The conclusion, detailed in the December issue of the journal Antiquity, challenges earlier timelines that
proposed the smaller stones were raised first.
"The sequence proposed for the site is really the wrong way around," said study co-author Timothy
Darvill, an archaeologist at Bournemouth University in England. "The original idea that it starts small and
gets bigger is wrong. It starts big and stays big. The new scheme puts the big stones at the center at the
site as the first stage."
The new timeline, which relies on statistical methods to tighten the dates when the stones were put into
place, overturns the notion that ancient societies spent hundreds of years building each area of
Stonehenge. Instead, a few generations likely built each of the major elements of the site, said Robert
Ixer, a researcher who discovered the origin of the bluestones, but who was not involved in the study.
"It's a very timely paper and a very important paper," Ixer said. "A lot of us have got to go back and
rethink when the stones arrived."
The Wiltshire, England, site of Stonehenge is one of the world's most enduring mysteries. No one knows
why prehistoric people built the enigmatic megaliths, although researchers over the years have argued the
site was originally a sun calendar, a symbol of unity, or a burial monument.
Though only some of the stones remain, at the center of the site once sat an oval of bluestones, or igneous
rocks (those formed from magma) that turn a bluish hue when wet or freshly cut. Surrounding the
bluestones are five giant sandstone megaliths called trilithons, or two vertical standing slabs capped by a
horizontal stone, arranged in the shape of a horseshoe.

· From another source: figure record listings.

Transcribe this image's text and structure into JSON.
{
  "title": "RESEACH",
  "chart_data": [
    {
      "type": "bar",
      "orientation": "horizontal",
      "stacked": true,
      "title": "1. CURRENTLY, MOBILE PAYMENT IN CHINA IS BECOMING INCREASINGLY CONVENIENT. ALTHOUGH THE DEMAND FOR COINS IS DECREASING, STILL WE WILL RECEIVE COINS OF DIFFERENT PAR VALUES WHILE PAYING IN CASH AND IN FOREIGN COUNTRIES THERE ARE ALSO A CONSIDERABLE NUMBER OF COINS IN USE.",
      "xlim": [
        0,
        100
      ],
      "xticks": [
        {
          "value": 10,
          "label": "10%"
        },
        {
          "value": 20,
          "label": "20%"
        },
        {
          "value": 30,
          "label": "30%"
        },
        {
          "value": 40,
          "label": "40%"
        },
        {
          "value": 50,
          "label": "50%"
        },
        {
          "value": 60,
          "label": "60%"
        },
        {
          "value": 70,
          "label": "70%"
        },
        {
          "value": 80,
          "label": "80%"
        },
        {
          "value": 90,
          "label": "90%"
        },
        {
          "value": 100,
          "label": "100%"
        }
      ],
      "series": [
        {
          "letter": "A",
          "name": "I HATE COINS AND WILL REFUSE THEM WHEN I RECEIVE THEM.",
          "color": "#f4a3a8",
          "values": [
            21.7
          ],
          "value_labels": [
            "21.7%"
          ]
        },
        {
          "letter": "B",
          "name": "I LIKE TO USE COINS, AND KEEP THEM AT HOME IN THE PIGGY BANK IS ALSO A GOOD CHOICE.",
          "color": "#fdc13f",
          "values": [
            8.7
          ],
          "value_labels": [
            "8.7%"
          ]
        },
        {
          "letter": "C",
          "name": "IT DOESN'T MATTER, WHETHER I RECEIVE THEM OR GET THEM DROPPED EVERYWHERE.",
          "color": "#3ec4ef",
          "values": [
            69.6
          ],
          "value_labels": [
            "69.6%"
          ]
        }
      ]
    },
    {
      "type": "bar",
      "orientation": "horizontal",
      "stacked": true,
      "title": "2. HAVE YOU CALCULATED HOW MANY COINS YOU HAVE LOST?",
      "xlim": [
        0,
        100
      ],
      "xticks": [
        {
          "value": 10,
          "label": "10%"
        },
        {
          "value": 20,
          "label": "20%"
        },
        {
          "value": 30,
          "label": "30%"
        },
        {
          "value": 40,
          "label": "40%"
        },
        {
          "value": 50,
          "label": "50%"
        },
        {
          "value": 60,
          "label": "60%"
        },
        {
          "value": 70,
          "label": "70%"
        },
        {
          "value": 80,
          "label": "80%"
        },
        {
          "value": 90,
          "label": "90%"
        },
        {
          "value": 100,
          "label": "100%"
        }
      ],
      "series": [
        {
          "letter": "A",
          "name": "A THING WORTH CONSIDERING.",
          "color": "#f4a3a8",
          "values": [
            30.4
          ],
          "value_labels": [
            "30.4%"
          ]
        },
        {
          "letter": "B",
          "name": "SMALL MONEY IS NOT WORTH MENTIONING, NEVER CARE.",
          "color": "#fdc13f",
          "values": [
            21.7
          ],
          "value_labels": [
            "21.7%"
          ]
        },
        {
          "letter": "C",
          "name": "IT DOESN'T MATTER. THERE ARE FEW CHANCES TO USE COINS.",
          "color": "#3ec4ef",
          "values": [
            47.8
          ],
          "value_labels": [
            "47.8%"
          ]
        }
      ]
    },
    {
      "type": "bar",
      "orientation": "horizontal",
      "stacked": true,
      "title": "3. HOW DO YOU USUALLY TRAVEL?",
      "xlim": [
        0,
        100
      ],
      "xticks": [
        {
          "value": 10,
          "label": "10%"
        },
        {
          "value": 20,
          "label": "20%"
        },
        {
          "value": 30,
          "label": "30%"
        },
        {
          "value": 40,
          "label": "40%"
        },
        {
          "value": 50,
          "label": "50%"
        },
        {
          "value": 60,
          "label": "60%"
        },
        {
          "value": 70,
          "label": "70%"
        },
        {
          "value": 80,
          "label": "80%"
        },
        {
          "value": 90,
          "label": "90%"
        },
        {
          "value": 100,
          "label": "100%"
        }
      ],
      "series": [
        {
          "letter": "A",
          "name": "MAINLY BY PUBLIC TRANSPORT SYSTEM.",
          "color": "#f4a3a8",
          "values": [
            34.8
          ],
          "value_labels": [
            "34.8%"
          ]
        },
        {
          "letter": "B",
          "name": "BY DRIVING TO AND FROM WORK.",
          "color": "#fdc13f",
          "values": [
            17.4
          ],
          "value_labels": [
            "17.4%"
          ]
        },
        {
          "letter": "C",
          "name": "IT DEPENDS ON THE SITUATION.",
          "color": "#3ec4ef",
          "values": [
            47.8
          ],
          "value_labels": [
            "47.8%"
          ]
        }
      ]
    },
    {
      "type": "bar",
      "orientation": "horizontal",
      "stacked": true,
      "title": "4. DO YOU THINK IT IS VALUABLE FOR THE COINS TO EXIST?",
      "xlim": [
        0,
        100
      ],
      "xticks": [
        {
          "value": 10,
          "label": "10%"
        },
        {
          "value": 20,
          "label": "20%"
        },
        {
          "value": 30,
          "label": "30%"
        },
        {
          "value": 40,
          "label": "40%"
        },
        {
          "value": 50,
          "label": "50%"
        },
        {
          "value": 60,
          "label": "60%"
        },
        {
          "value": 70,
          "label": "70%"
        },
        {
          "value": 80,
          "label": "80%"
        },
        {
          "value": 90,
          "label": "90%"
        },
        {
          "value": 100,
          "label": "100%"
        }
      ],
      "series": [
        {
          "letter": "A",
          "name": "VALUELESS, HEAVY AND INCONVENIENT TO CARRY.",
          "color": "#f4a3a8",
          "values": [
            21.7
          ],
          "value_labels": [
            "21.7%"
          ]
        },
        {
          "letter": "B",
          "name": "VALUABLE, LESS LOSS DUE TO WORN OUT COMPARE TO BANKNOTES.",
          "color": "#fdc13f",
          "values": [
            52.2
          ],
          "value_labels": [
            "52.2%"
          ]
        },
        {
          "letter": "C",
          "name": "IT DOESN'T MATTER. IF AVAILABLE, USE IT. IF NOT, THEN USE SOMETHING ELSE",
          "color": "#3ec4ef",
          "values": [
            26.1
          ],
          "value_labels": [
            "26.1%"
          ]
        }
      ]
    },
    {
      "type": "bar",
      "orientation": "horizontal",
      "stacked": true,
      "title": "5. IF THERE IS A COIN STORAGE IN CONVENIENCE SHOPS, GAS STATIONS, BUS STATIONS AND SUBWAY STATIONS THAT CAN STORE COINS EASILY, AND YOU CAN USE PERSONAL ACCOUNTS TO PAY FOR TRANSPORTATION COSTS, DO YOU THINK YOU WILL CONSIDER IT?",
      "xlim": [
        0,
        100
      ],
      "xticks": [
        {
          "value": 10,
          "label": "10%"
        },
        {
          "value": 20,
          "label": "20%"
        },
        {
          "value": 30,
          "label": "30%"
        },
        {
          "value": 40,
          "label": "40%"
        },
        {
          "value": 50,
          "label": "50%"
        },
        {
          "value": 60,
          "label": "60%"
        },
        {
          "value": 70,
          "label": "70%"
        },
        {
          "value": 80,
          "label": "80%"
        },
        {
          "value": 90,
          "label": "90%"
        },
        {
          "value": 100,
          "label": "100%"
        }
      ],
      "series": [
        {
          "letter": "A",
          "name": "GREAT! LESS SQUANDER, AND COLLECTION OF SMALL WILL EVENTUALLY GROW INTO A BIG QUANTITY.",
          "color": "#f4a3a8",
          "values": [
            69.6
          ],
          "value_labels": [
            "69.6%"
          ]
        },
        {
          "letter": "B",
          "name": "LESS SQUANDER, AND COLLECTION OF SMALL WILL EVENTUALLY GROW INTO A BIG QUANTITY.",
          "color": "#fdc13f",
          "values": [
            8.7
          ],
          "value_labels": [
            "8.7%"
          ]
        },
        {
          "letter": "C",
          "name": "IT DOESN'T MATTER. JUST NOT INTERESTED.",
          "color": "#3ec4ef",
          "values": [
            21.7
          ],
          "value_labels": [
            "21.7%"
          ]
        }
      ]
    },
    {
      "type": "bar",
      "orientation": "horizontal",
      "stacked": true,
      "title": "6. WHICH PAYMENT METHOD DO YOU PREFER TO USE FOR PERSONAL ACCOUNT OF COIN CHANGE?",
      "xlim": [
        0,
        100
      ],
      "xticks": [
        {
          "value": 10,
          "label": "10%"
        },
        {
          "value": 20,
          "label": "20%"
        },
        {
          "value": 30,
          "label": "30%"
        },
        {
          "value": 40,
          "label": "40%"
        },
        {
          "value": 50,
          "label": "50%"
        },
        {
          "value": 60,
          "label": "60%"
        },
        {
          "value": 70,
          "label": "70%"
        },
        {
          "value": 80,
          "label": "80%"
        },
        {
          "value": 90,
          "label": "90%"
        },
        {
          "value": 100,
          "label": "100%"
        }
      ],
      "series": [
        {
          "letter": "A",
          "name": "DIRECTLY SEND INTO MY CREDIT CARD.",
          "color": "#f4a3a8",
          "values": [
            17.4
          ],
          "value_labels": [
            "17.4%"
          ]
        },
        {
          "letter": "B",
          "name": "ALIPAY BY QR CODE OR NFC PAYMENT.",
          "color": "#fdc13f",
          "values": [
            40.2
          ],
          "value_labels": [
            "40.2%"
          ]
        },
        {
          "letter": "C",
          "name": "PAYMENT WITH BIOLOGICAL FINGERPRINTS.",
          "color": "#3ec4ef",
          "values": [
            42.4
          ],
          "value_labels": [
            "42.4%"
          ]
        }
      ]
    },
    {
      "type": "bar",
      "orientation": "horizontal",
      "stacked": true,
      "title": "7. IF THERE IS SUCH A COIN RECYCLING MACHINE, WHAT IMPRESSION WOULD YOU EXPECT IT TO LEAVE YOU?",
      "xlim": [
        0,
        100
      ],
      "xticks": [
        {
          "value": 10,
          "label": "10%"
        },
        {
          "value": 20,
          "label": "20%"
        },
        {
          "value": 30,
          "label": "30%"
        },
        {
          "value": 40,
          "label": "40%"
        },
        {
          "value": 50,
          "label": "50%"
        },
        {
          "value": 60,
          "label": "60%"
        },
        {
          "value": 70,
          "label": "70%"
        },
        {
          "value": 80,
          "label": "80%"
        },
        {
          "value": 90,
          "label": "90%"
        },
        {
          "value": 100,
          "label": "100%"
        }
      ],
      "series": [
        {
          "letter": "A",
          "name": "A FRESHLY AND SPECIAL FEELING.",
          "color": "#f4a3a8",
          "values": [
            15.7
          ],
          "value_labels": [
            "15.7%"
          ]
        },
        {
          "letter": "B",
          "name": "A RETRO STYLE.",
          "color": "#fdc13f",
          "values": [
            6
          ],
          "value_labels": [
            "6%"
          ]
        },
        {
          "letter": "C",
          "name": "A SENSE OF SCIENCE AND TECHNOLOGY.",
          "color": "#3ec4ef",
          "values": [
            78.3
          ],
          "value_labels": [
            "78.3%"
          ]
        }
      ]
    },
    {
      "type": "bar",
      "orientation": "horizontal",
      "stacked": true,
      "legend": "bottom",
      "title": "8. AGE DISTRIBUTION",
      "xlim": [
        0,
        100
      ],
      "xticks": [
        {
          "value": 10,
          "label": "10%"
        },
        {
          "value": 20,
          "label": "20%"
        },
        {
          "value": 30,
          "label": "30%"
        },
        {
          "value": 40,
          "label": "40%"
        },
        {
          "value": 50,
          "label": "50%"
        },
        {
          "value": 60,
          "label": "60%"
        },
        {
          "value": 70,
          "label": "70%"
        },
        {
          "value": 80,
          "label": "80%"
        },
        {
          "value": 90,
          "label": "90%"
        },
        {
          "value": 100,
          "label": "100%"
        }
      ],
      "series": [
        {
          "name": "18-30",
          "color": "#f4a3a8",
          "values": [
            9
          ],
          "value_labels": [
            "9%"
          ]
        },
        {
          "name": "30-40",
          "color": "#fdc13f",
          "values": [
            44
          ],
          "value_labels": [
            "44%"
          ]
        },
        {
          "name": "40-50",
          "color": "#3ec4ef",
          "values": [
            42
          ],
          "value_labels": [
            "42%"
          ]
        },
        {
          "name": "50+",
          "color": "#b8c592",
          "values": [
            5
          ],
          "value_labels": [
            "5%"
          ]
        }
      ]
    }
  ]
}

Around the horseshoe, ancient builders erected a circular ring of bluestones. The sandstone boulders, or
sarsens, can weigh up to 40 tons (36,287 kilograms), while the much smaller bluestones weigh a mere 4
tons (3,628 kg).
Past researchers believed the bluestone oval and circle were erected earlier than the massive sandstone
But when Darvill and his colleagues began excavations at the site in 2008, they found the previous
chronology didn't add up. The team estimated the age of new artifacts from the site, such as an antler bone
pick stuck within the stones. Combining the new information with dating from past excavations, the
team created a new timeline for Stonehenge's construction.
Like past researchers, the team believes that ancient people first used the site 5,000 years ago, when they
dug a circular ditch and mound, or henge, about 361 feet (110 meters) in diameter.
But the new analysis suggests around 2600 B.C. the Neolithic people built the giant sandstone horseshoe,
drawing the stone from nearby quarries. Only then did builders arrange the much smaller bluestones,
which were probably imported from Wales. Those bluestones were then rearranged at various positions
throughout the site over the next millennium, Darvill said.
"They sort out the local stuff first, and then they bring in the stones from Wales to add to the complexity
of the structure," Darvill told LiveScience.
The new dating allows the archaeologists to tie the structure to specific people who lived in the area at the
time, Darvill said. The builders of the larger sandstone structures were pig farmers found only in the
British Isles. In contrast, the bluestone builders would've been the Beaker people, sheep and cow herders
who lived throughout Europe and are known for the distinctive, bell-shape pottery they left behind.
The new timeline "connects everything together, it gives us a good sequence of events outside, and it
gives us a set of cultural associations with the different stages of construction," Darvill said.